It is very likely that 4-D printing will become the next big thing. It is a very unique and mind blowing concept that most people probably thought would never be possible. People are going to want to see it to believe it sort of deal. I do not see it being anything but big.
Just by the simple description of what is involved with 4-D printing is enough to propel it to being the “next big thing”. The thought that images can form on their own is almost beyond even the most scientific and analytical mind. This whole idea of printing in the 4th dimension of its own would be a huge addition to the world. 4-D printing, which may well incorporate nature itself into the printing process, may be even more than the next big thing.
4-D printing most likely will not become the next big thing. It would cost hundreds upon hundreds of dollars just to make a large quantity of these items and to actually distribute them around the country. It is unlikely they are going to do that, so I doubt it will be the next big thing.
Where exactly do you see 4-D printing being used except in limited scientific endeavors?
This is pure nonsense. And, it sure as Hades won't be a huge addition to the world. And, incorporate nature? You are really out there. Are you on drugs?
"As part of Institute for the Future's research project on what we're calling "The Coming Age of Networked Matter," we've looked at progress around programmable materials that can morph and self-assemble. MIT professor and TED fellow Skylar Tibbits is pushing on this idea with what he dubbed "4D printing, where the fourth dimension is time," meaning that the printed objects change shape over a certain period. (Thanks, Jake Dunagan!)"
Currently there are no commercial 4-D applications. From what I can tell, two simple small toy objects have been created from plastic that changed shape when put in a liquid over time.
This is just BS. It will never produce anything except jobs for MIT professors living in a fantasy world. It is sad that millions of dollars are wasted on nonsense like this.

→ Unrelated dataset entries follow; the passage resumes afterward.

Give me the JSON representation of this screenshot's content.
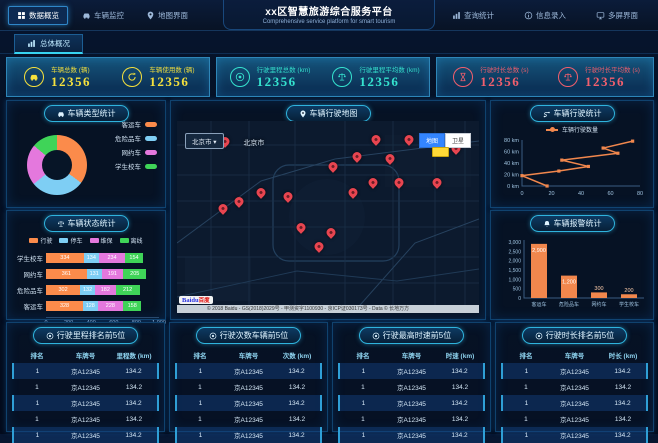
{
  "header": {
    "title": "xx区智慧旅游综合服务平台",
    "subtitle": "Comprehensive service platform for smart tourism",
    "nav_left": [
      {
        "label": "数据概览",
        "icon": "grid-icon",
        "active": true
      },
      {
        "label": "车辆监控",
        "icon": "car-icon",
        "active": false
      },
      {
        "label": "地图界面",
        "icon": "pin-icon",
        "active": false
      }
    ],
    "nav_right": [
      {
        "label": "查询统计",
        "icon": "bars-icon"
      },
      {
        "label": "信息录入",
        "icon": "info-icon"
      },
      {
        "label": "多屏界面",
        "icon": "screen-icon"
      }
    ]
  },
  "subtab": {
    "label": "总体概况",
    "icon": "bars-icon"
  },
  "stats": {
    "groups": [
      {
        "color": "#f5e13d",
        "items": [
          {
            "icon": "car-icon",
            "label": "车辆总数 (辆)",
            "value": "12356"
          },
          {
            "icon": "refresh-icon",
            "label": "车辆使用数 (辆)",
            "value": "12356"
          }
        ]
      },
      {
        "color": "#35e3cf",
        "items": [
          {
            "icon": "target-icon",
            "label": "行驶里程总数 (km)",
            "value": "12356"
          },
          {
            "icon": "scale-icon",
            "label": "行驶里程平均数 (km)",
            "value": "12356"
          }
        ]
      },
      {
        "color": "#f25f6d",
        "items": [
          {
            "icon": "hourglass-icon",
            "label": "行驶时长总数 (s)",
            "value": "12356"
          },
          {
            "icon": "scale-icon",
            "label": "行驶时长平均数 (s)",
            "value": "12356"
          }
        ]
      }
    ]
  },
  "map": {
    "title": "车辆行驶地图",
    "title_icon": "pin-icon",
    "city_selector": "北京市",
    "city_label": "北京市",
    "btn_map": "地图",
    "btn_satellite": "卫星",
    "logo": "Baidu",
    "logo_cn": "百度",
    "attribution": "© 2018 Baidu - GS(2018)2029号 - 甲测资字1100930 - 京ICP证030173号 - Data © 长地万方",
    "pins": [
      [
        65.9,
        12
      ],
      [
        76.8,
        12
      ],
      [
        92.4,
        16.7
      ],
      [
        59.6,
        20.8
      ],
      [
        70.5,
        21.9
      ],
      [
        51.7,
        26
      ],
      [
        15.9,
        13
      ],
      [
        64.9,
        34.4
      ],
      [
        73.5,
        34.4
      ],
      [
        86.1,
        34.4
      ],
      [
        27.8,
        39.6
      ],
      [
        36.8,
        41.7
      ],
      [
        58.3,
        39.6
      ],
      [
        20.5,
        44.3
      ],
      [
        15.2,
        47.9
      ],
      [
        41.1,
        57.8
      ],
      [
        51,
        60.4
      ],
      [
        47,
        67.7
      ]
    ]
  },
  "chart_data": [
    {
      "type": "pie",
      "title": "车辆类型统计",
      "icon": "car-icon",
      "labels": [
        "客运车",
        "危险品车",
        "网约车",
        "学生校车"
      ],
      "values": [
        35,
        29,
        22,
        14
      ],
      "colors": [
        "#fb8b4b",
        "#7ecef4",
        "#e478dd",
        "#3fd458"
      ],
      "legend_position": "right",
      "donut": true
    },
    {
      "type": "bar",
      "orientation": "horizontal",
      "stacked": true,
      "title": "车辆状态统计",
      "icon": "scale-icon",
      "categories": [
        "学生校车",
        "网约车",
        "危险品车",
        "客运车"
      ],
      "series": [
        {
          "name": "行驶",
          "color": "#fb8b4b",
          "values": [
            334,
            361,
            302,
            328
          ]
        },
        {
          "name": "停车",
          "color": "#7ecef4",
          "values": [
            134,
            131,
            132,
            128
          ]
        },
        {
          "name": "维保",
          "color": "#e478dd",
          "values": [
            234,
            191,
            182,
            228
          ]
        },
        {
          "name": "离线",
          "color": "#3fd458",
          "values": [
            154,
            205,
            212,
            158
          ]
        }
      ],
      "xlim": [
        0,
        1000
      ],
      "xticks": [
        "0",
        "200",
        "400",
        "600",
        "800",
        "1,000"
      ]
    },
    {
      "type": "line",
      "title": "车辆行驶统计",
      "icon": "route-icon",
      "series_name": "车辆行驶数量",
      "color": "#f1874d",
      "points": [
        [
          17,
          0
        ],
        [
          0,
          18
        ],
        [
          25,
          26
        ],
        [
          45,
          34
        ],
        [
          27,
          45
        ],
        [
          65,
          57
        ],
        [
          55,
          66
        ],
        [
          75,
          78
        ]
      ],
      "xticks": [
        "0",
        "20",
        "40",
        "60",
        "80"
      ],
      "yticks": [
        "0 km",
        "20 km",
        "40 km",
        "60 km",
        "80 km"
      ],
      "xlim": [
        0,
        80
      ],
      "ylim": [
        0,
        80
      ]
    },
    {
      "type": "bar",
      "title": "车辆报警统计",
      "icon": "bell-icon",
      "categories": [
        "客运车",
        "危险品车",
        "网约车",
        "学生校车"
      ],
      "values": [
        2900,
        1200,
        300,
        200
      ],
      "value_labels": [
        "2,900",
        "1,200",
        "300",
        "200"
      ],
      "color": "#f1874d",
      "yticks": [
        "0",
        "500",
        "1,000",
        "1,500",
        "2,000",
        "2,500",
        "3,000"
      ],
      "ylim": [
        0,
        3000
      ]
    }
  ],
  "tables": [
    {
      "title": "行驶里程排名前5位",
      "icon": "target-icon",
      "columns": [
        "排名",
        "车牌号",
        "里程数 (km)"
      ],
      "rows": [
        [
          "1",
          "京A12345",
          "134.2"
        ],
        [
          "1",
          "京A12345",
          "134.2"
        ],
        [
          "1",
          "京A12345",
          "134.2"
        ],
        [
          "1",
          "京A12345",
          "134.2"
        ],
        [
          "1",
          "京A12345",
          "134.2"
        ]
      ]
    },
    {
      "title": "行驶次数车辆前5位",
      "icon": "target-icon",
      "columns": [
        "排名",
        "车牌号",
        "次数 (km)"
      ],
      "rows": [
        [
          "1",
          "京A12345",
          "134.2"
        ],
        [
          "1",
          "京A12345",
          "134.2"
        ],
        [
          "1",
          "京A12345",
          "134.2"
        ],
        [
          "1",
          "京A12345",
          "134.2"
        ],
        [
          "1",
          "京A12345",
          "134.2"
        ]
      ]
    },
    {
      "title": "行驶最高时速前5位",
      "icon": "target-icon",
      "columns": [
        "排名",
        "车牌号",
        "时速 (km)"
      ],
      "rows": [
        [
          "1",
          "京A12345",
          "134.2"
        ],
        [
          "1",
          "京A12345",
          "134.2"
        ],
        [
          "1",
          "京A12345",
          "134.2"
        ],
        [
          "1",
          "京A12345",
          "134.2"
        ],
        [
          "1",
          "京A12345",
          "134.2"
        ]
      ]
    },
    {
      "title": "行驶时长排名前5位",
      "icon": "target-icon",
      "columns": [
        "排名",
        "车牌号",
        "时长 (km)"
      ],
      "rows": [
        [
          "1",
          "京A12345",
          "134.2"
        ],
        [
          "1",
          "京A12345",
          "134.2"
        ],
        [
          "1",
          "京A12345",
          "134.2"
        ],
        [
          "1",
          "京A12345",
          "134.2"
        ],
        [
          "1",
          "京A12345",
          "134.2"
        ]
      ]
    }
  ]
}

3-D printing is very limited and can only make objects from one material. And, to do it, you have to be a CAD expert.
Technology has its limitations
While there are websites offering a variety of downloadable designs, Ratto says most of the people using the CAD software are trained professionals, not the average hobbyist.

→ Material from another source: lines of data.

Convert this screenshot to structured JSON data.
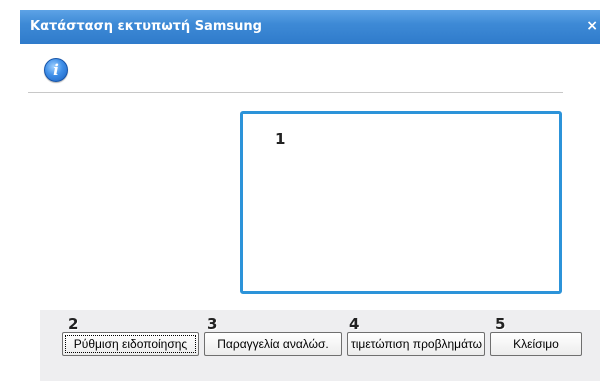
{
  "window": {
    "title": "Κατάσταση εκτυπωτή Samsung",
    "close_glyph": "×"
  },
  "icons": {
    "info": "info-icon",
    "info_glyph": "i"
  },
  "message_box": {
    "callout": "1"
  },
  "buttons": [
    {
      "label": "Ρύθμιση ειδοποίησης",
      "callout": "2"
    },
    {
      "label": "Παραγγελία αναλώσ.",
      "callout": "3"
    },
    {
      "label": "τιμετώπιση προβλημάτω",
      "callout": "4"
    },
    {
      "label": "Κλείσιμο",
      "callout": "5"
    }
  ],
  "colors": {
    "titlebar": "#3e8ad6",
    "message_border": "#2c93d9",
    "footer": "#eeeef0"
  }
}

That creates major obstacles for a layperson wanting, e.g., to 3D print a small piece of a closet door that is likely available at a reasonable cost in a traditional store, Ratto says.
Another limitation is that the printers create an object out of only one material when most consumer goods are made of many.
3-D printing is OK for building design models, but it will never replace high volume production because it is not cost effective.
How is 3-D printing different from traditional manufacturing?
“Additive manufacturing allow manufacturers to produce parts without the capital investment of tooling/mold design; however, each part takes more time to produce (it is a low volume technique). Additionally, the available materials are limited (though metals, plastics, and ceramics are available – there are few examples from each class), the print resolution of the parts in commercially available 3-D printers is less than the finish from most mass manufacturing techniques (e.g., injection molding).
For high volume production, 3-D printing is not cost effective; but, for the design process, it makes a lot of sense.
For low volume production of high-value-added items like prosthetic limbs and medical implants, or custom disposables like toothbrushes, or cell phone cases, it may also make sense.”
––– Prof. Robert Shepherd, mechanical and aerospace engineering
What are the limits?
“The material formulations are the first limitation as they are required to be a liquid during extrusion but a solid soon after. Second, the width of the print path is limited to the available diameters of the extrusion nozzle. Third, non-self supporting structures require co-printing a sacrificial mold structure.”